The issue sparked at a March 12 meeting when residents questioned why students living in Calverton Hills are required to enroll at Phillips Avenue School in Riverside when Riley Avenue Elementary School in Calverton is closer to them.

Riley Avenue is just three miles from Calverton Hills, while Phillips Avenue is 5.5 miles away.

South Jamesport resident and former school board president Angela DeVito had requested at the April 22 meeting that the school board add the discussion item to the next agenda so the district could explain why some elementary students do not attend the schools closest to their homes.

Ms. DeVito has questioned whether the current boundaries are forcing more minority students into certain schools and believes the district could be in danger of losing federal aid known as Title I, a program designed to improve academic achievement among disadvantaged students.
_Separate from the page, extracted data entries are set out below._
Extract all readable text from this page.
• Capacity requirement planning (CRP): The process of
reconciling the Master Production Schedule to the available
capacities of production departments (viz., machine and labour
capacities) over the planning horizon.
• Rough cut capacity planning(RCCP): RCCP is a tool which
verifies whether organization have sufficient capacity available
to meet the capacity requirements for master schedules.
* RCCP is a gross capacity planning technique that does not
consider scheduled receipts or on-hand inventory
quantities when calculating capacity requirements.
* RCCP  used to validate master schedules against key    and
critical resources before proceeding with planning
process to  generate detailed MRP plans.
“We might stand to have those funds jeopardized because we do have elementary schools that appear to be segregated,” she said during the March 25 school board meeting. “I’m saying that it appears; I’m not saying that it is.”

Superintendent Nancy Carney said during a recent interview that, according to school board meeting minutes, the decision to shift Calverton Hills students from Riley Avenue to Phillips Avenue was made Oct. 11, 1977, due to overcrowding at Riley. The shift took effect the following school year, she said.

After the March 12 meeting, Ms. Carney said she would be open to considering redrawing district boundaries if that’s the will of the Board of Education.

The Calverton Hills community was built in 1972 for the families of Grumman employees, she added, and those children initially attended school at Riley.

According to a previous News-Review report, many streets on the Brookhaven Town side of Calverton hamlet — South River Road, Nugent Drive, Pinehurst Boulevard and others — were reassigned from Riley to Phillips beginning in the 2002-03 school year, which is the last time Riverhead redistricted its elementary schools.

The district’s goal for that shift was to alleviate overcrowding following expansions of the Aquebogue, Riley Avenue and Phillips Avenue schools. At that time, the district also moved many students living west of Roanoke Avenue — including areas like the Roanoke Avenue apartments — to Riley Avenue to minimize concern that previous boundaries sent most minority children to either Phillips or Roanoke avenue schools.